Aprova o Regime Geral do Processo Tutelar Cível, e procede à primeira alteração à Lei n.º 103/2009, de 11 de setembro, que estabelece o regime jurídico do apadrinhamento civil

A Assembleia da República decreta, nos termos da alínea c) do artigo 161.º da Constituição, o seguinte:

Artigo 1.º

Objeto

A presente lei aprova o Regime Geral do Processo Tutelar Cível.

Artigo 2.º

Aprovação do Regime Geral do Processo Tutelar Cível

É aprovado, em anexo à presente lei, que dela faz parte integrante, o Regime Geral do Processo Tutelar Cível.

Artigo 3.º

Alteração à Lei n.º 103/2009, de 11 de setembro

Os artigos 7.º, 10.º, 13.º, 19.º e 25.º da Lei n.º 103/2009, de 11 de setembro, que estabelece o regime jurídico do apadrinhamento civil, passam a ter a seguinte redação:

«Artigo 7.º

[...]

1 - ...

2 - ...

3 - ...

4 - As obrigações estabelecidas nos artigos referidos no número anterior são cumpridas perante o tribunal.

5 - ...

Artigo 10.º

[...]

1 - ...

2 - Quando a iniciativa for da criança ou do jovem maior de 12 anos, o tribunal nomeia, a seu pedido, patrono que o represente.

3 - ...

Artigo 13.º

[...]

1 - ...

a)

Por decisão do tribunal, nos casos em que:

i)

Esteja a correr um processo judicial de promoção e proteção ou um processo tutelar cível;

ii) Não sendo obtido o consentimento de uma das pessoas referidas no n.º 1 do artigo 14.º, possa o mesmo ser dispensado nos termos do n.º 4 do mesmo artigo;

iii) Tenha havido parecer desfavorável do conselho de família;

b)

...

2 - ...

3 - ...

Artigo 19.º

[...]

1 - ...

2 - ...

3 - ...

4 - (Revogado.)

5 - ...

6 - ...

7 - ...

8 - ...

9 - ...

Artigo 25.º

[...]

1 - ...

2 - A decisão de revogação do apadrinhamento civil cabe ao tribunal.

3 - (Revogado.)

4 - Ao previsto no n.º 2 do presente artigo aplicam-se, com as devidas adaptações, os critérios de fixação de competência estabelecidos no artigo 18.º, cabendo a decisão à entidade que, no momento, se mostrar territorialmente competente.

5 - ...

6 - ...»

Artigo 4.º

Disposição transitória

Até à entrada em vigor do Regime Jurídico do Processo de Adoção, aprovado pela Lei n.º 143/2015, de 8 de setembro, mantém-se em vigor o disposto na alínea c) do artigo 146.º, na alínea c) do artigo 147.º e na secção i do capítulo ii do título iii do Decreto-Lei n.º 314/78, de 27 de outubro (Revê a Organização Tutelar de Menores).

Artigo 5.º

Aplicação no tempo

O Regime Geral do Processo Tutelar Cível aplica-se aos processos em curso à data da sua entrada em vigor, sem prejuízo da validade dos atos praticados na vigência da lei anterior.

Artigo 6.º

Norma revogatória

São revogados:

a)

O Decreto-Lei n.º 314/78, de 27 de outubro (Revê a Organização Tutelar de Menores);

b)

O n.º 4 do artigo 19.º e o n.º 3 do artigo 25.º, ambos da Lei n.º 103/2009, de 11 de setembro, que estabelece o regime jurídico do apadrinhamento civil.

Artigo 7.º

Entrada em vigor

A presente lei entra em vigor 30 dias após a data da sua publicação.

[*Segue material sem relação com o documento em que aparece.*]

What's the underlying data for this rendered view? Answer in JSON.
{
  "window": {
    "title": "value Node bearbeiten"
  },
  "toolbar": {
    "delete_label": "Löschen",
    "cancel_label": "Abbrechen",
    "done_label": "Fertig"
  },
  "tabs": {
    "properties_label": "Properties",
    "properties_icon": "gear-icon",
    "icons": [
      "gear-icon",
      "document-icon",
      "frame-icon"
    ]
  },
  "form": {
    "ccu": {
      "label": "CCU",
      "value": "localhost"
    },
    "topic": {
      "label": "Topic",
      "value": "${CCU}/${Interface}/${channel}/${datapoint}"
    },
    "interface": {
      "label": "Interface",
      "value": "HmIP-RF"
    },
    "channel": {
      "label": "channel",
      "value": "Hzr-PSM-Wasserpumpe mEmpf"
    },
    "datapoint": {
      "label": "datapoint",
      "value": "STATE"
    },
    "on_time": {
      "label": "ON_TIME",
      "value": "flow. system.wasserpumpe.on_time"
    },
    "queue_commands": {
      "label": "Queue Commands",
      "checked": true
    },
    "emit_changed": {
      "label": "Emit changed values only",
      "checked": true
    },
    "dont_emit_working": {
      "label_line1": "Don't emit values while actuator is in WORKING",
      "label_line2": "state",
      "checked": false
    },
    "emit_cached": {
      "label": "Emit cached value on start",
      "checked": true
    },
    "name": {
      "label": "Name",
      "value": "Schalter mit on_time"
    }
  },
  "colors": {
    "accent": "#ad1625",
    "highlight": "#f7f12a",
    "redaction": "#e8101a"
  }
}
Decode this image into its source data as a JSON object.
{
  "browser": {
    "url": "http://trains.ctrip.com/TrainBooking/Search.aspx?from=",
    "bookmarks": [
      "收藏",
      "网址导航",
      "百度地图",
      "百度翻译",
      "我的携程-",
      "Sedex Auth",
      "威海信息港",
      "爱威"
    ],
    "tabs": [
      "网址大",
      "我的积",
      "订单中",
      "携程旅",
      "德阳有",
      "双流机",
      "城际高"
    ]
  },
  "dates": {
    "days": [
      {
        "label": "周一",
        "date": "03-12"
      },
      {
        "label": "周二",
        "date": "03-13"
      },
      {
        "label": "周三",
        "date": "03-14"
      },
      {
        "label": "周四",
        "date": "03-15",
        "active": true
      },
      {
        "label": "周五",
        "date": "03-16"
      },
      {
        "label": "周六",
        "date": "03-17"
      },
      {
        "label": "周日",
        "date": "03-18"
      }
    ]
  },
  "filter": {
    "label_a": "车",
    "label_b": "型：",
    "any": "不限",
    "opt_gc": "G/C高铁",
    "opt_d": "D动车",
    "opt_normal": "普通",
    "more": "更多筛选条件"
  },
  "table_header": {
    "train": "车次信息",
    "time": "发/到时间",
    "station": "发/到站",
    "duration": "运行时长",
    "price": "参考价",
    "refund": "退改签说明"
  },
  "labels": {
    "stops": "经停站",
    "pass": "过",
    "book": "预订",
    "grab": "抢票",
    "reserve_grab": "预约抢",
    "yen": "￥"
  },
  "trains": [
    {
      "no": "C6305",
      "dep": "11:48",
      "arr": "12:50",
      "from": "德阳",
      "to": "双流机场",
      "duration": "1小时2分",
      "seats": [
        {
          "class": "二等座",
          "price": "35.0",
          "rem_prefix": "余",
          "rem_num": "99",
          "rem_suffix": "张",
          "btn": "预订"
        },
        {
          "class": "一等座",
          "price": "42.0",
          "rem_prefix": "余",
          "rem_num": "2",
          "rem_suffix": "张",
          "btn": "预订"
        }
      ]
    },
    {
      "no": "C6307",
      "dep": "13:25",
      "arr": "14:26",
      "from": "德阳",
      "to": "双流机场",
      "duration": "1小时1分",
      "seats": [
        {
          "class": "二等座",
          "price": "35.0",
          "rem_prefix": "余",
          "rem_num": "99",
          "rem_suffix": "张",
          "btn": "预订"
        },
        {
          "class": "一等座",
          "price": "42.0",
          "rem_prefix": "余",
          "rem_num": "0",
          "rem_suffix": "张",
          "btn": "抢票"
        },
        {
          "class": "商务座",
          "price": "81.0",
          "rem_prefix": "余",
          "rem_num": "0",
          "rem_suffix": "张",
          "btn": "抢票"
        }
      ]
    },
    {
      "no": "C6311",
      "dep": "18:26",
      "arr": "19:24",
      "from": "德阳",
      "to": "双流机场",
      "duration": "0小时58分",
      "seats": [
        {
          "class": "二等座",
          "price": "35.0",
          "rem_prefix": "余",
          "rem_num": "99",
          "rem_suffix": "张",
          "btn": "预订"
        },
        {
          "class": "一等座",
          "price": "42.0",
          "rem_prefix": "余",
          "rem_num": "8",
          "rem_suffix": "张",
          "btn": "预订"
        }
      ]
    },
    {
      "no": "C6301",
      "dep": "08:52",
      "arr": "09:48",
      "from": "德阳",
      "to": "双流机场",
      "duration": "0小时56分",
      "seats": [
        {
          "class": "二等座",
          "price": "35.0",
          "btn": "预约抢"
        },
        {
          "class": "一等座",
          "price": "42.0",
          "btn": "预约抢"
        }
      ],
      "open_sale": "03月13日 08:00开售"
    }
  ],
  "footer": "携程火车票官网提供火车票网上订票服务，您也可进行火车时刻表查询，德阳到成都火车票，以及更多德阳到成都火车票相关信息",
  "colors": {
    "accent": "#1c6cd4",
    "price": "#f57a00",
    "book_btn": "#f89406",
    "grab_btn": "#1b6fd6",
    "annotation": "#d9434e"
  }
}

Aprovada em 22 de julho de 2015.

A Presidente da Assembleia da República, Maria da Assunção A. Esteves.

Promulgada em 20 de agosto de 2015.

Publique-se.

O Presidente da República, Aníbal Cavaco Silva.

Referendada em 24 de agosto de 2015.

Pelo Primeiro-Ministro, Paulo Sacadura Cabral Portas, Vice-Primeiro-Ministro.

ANEXO

(a que se refere o artigo 2.º)

Regime Geral do Processo Tutelar Cível

CAPÍTULO I

Disposições gerais

Artigo 1.º

Objeto

O Regime Geral do Processo Tutelar Cível, doravante designado RGPTC, regula o processo aplicável às providências tutelares cíveis e respetivos incidentes.

Artigo 2.º

Âmbito

O RGPTC não é aplicável ao processo de adoção e respetivos procedimentos preliminares, os quais são regulados em diploma próprio.

Artigo 3.º

Providências tutelares cíveis

Para efeitos do RGPTC, constituem providências tutelares cíveis:

a)

A instauração da tutela e da administração de bens;

b)

A nomeação de pessoa que celebre negócio em nome da criança e, bem assim, a nomeação de curador geral que represente, extrajudicialmente, a criança sujeita às responsabilidades parentais;

c)

A regulação do exercício das responsabilidades parentais e o conhecimento das questões a este respeitantes;

d)

A fixação dos alimentos devidos à criança e aos filhos maiores ou emancipados a que se refere o artigo 1880.º do Código Civil e a execução por alimentos;

e)

A entrega judicial de criança;

f)

A autorização do representante legal da criança à prática de certos atos, a confirmação dos que tenham sido praticados sem autorização e as providências acerca da aceitação de liberalidades;

g)

A determinação da caução que os pais devam prestar a favor dos seus filhos ainda crianças;

h)

A inibição, total ou parcial, e o estabelecimento de limitações ao exercício das responsabilidades parentais;

i)

A averiguação oficiosa da maternidade e da paternidade;

j)

A determinação, em caso de desacordo dos pais, do nome e apelidos da criança;

k)

A constituição da relação de apadrinhamento civil e a sua revogação;

l)

A regulação dos convívios da criança com os irmãos e ascendentes.

Artigo 4.º

Princípios orientadores

1 - Os processos tutelares cíveis regulados no RGPTC regem-se pelos princípios orientadores de intervenção estabelecidos na lei de proteção de crianças e jovens em perigo e ainda pelos seguintes:

a)

Simplificação instrutória e oralidade - a instrução do processo recorre preferencialmente a formas e a atos processuais simplificados, nomeadamente, no que concerne à audição da criança que deve decorrer de forma compreensível, ao depoimento dos pais, familiares ou outras pessoas de especial referência afetiva para a criança, e às declarações da assessoria técnica, prestados oralmente e documentados em auto;

b)

Consensualização - os conflitos familiares são preferencialmente dirimidos por via do consenso, com recurso a audição técnica especializada e ou à mediação, e, excecionalmente, relatados por escrito;

c)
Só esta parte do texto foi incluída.